Confession: I picked up this book not realizing it was volume 4 of a series. It still mostly made sense though, and I didn’t figure out it wasn’t book 1 until the end. It’s historical fiction, set in Victorian England, as Richard Francis Burton returns home from discovering the source of the Nile, but then it goes steampunk with time travel, spirits, vampires, etc. There’s a lot of real life historical people in this story, and thankfully there’s an appendix with the specifics at the end as I didn’t recognize a few of them. In this version of history, Queen Victoria’s assassin in 1840 succeeded, but the world remains generally at peace, thanks in no small part to the mysterious Abdu El Yezadi, a mysterious spirit who turns out to be surprisingly familiar to Burton and his friends.
One of the reasons I missed that this was not episode 1 was that the story involves the meeting of the two key figures, Burton and the poet Algernon Swinburne. This is where the time travel comes in.

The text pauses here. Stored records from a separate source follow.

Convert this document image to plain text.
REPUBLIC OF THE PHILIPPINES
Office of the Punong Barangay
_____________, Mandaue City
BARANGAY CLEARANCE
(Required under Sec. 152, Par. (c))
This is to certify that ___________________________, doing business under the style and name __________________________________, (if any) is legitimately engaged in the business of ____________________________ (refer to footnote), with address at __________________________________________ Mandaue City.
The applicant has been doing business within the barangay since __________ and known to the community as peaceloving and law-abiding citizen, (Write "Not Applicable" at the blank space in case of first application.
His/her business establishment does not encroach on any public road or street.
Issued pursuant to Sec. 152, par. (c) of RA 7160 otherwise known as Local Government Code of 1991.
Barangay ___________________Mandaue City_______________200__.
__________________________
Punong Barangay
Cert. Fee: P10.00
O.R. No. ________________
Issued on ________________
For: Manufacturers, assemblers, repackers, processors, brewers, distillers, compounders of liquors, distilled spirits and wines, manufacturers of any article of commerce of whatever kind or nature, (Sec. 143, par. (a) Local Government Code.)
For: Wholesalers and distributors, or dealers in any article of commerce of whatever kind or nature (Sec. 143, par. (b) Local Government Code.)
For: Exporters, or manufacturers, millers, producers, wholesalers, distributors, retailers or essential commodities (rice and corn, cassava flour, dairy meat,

The series as a whole has the two investigating various mysterious and threatening phenomenon and people, and here that’s what they do, but it seems like here that’s happening for the first time. Also, this story features Burton getting knighted and commissioned to work as an undercover agent for the king, George V, and his advisors who include Prince Albert, Benjamin Disraeli, etc. Burton’s first assignment is to figure out why the spirit El Yezadi has stopped communicating with his mediums. This spirit has been a main source of advice and information, so the sudden absence is important to figure out. The other problem Burton has to work on is what happened on his voyage home, when one of his men suddenly seems to go crazy, possibly summons something unnatural, and murders a fellow traveler. This is how the story opens, and even at this point Burton has a feeling of unease that something about his life isn’t right. It turns out this is all connected to the time travel and El Yezadi in a way that reminded me of the Pandorica arc in Dr Who.

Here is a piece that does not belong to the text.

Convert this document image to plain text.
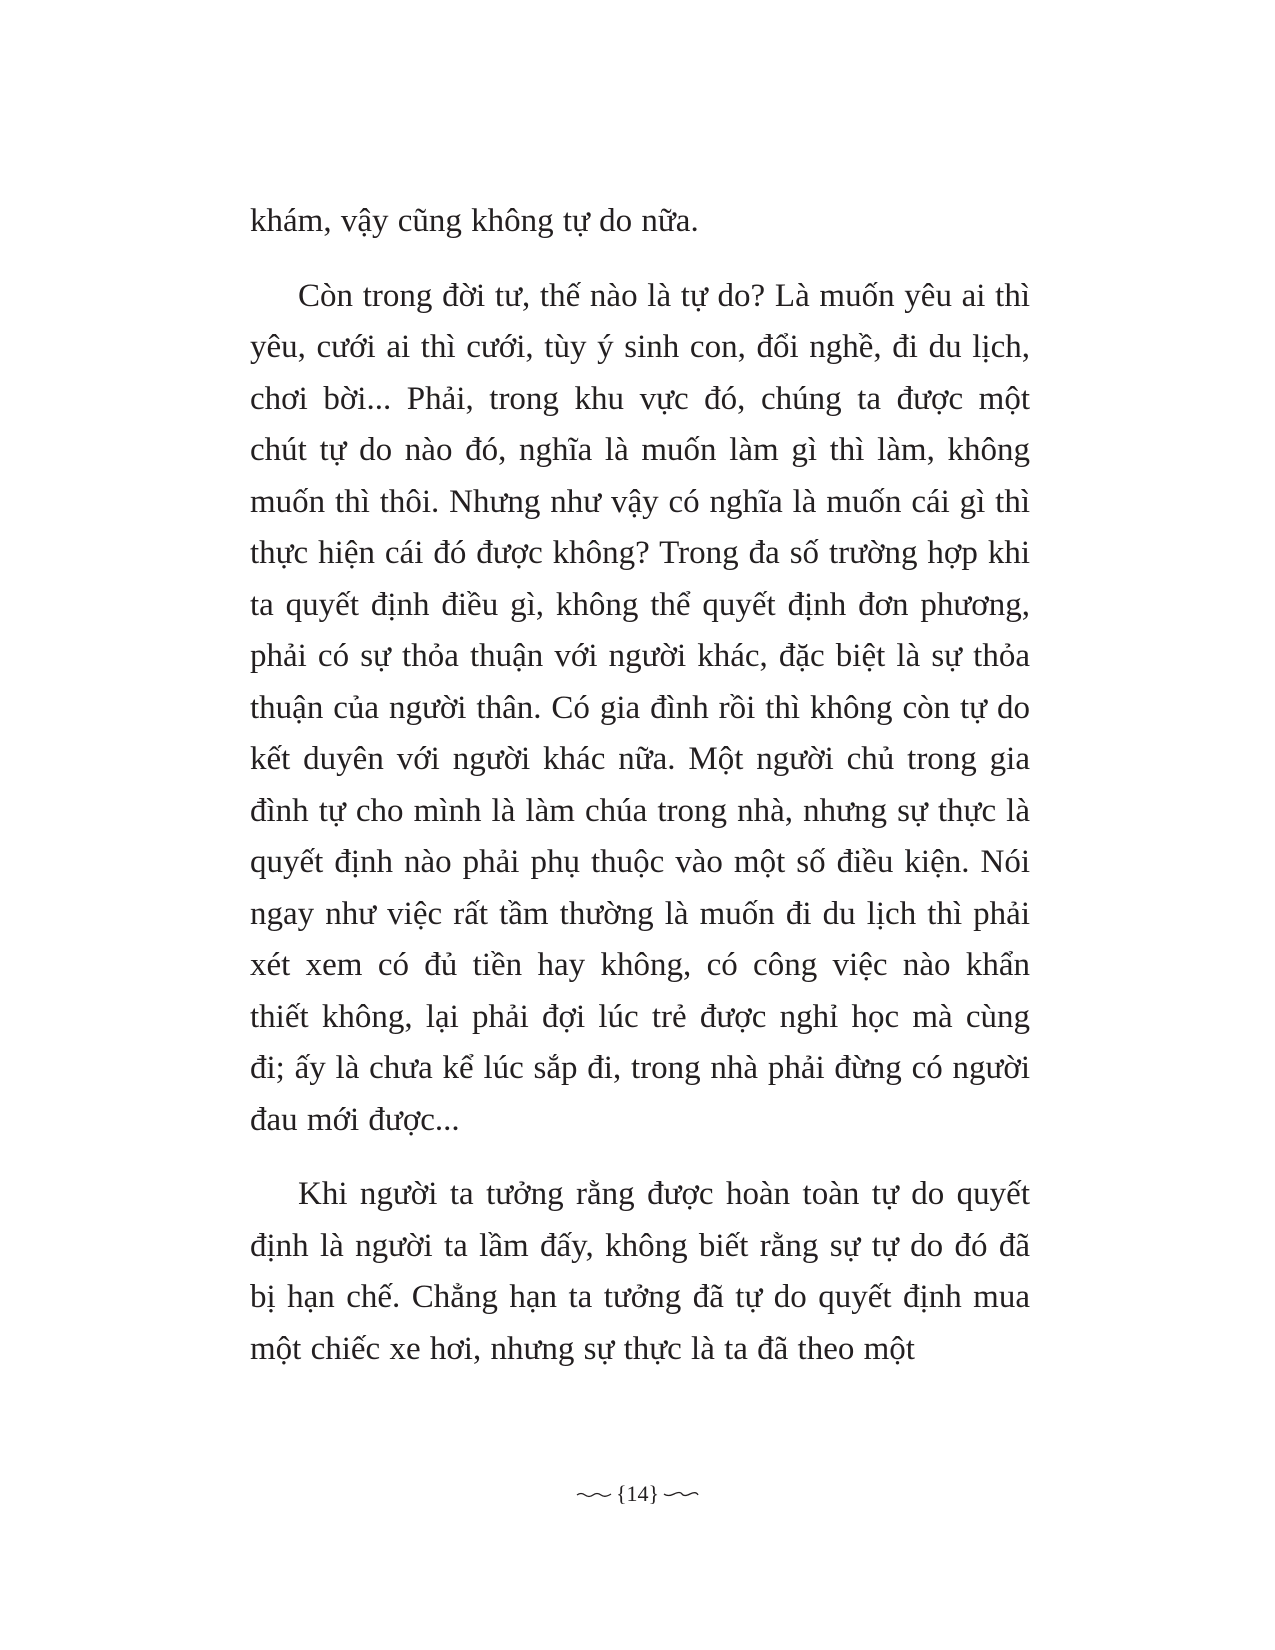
khám, vậy cũng không tự do nữa.

Còn trong đời tư, thế nào là tự do? Là muốn yêu ai thì yêu, cưới ai thì cưới, tùy ý sinh con, đổi nghề, đi du lịch, chơi bời... Phải, trong khu vực đó, chúng ta được một chút tự do nào đó, nghĩa là muốn làm gì thì làm, không muốn thì thôi. Nhưng như vậy có nghĩa là muốn cái gì thì thực hiện cái đó được không? Trong đa số trường hợp khi ta quyết định điều gì, không thể quyết định đơn phương, phải có sự thỏa thuận với người khác, đặc biệt là sự thỏa thuận của người thân. Có gia đình rồi thì không còn tự do kết duyên với người khác nữa. Một người chủ trong gia đình tự cho mình là làm chúa trong nhà, nhưng sự thực là quyết định nào phải phụ thuộc vào một số điều kiện. Nói ngay như việc rất tầm thường là muốn đi du lịch thì phải xét xem có đủ tiền hay không, có công việc nào khẩn thiết không, lại phải đợi lúc trẻ được nghỉ học mà cùng đi; ấy là chưa kể lúc sắp đi, trong nhà phải đừng có người đau mới được...

Khi người ta tưởng rằng được hoàn toàn tự do quyết định là người ta lầm đấy, không biết rằng sự tự do đó đã bị hạn chế. Chẳng hạn ta tưởng đã tự do quyết định mua một chiếc xe hơi, nhưng sự thực là ta đã theo một

{14}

The story features a range of important historical people, like Darwin, Isabella Beeton, and Florence Nightingale, as side characters. I wish there could have been a little more with them, since some of the episodes and historical what ifs played with here are intriguing. The one side-story that becomes part of the main plot is of Burton’s fiancée Isabel and their engagement party that goes wrong thanks to the vampire element. In reality, they court for 10 years, and get married, until he dies 30 years later.
As much as I like the historical characters, I think my favorite is the fictional (I think) Sister Sadhvi Raghavendra of Sisters of Noble Benevolence. She’s a fellow adventurer and seems to be pretty capable, although the members of her order also seem to have some mysterious abilities. The reliance and trust between her and Burton is probably seriously ahistorical but it works so well in the story.
My only problem is to decide if I want to go back and try to do the rest of the series in order, or the order in which I can get my hands on them.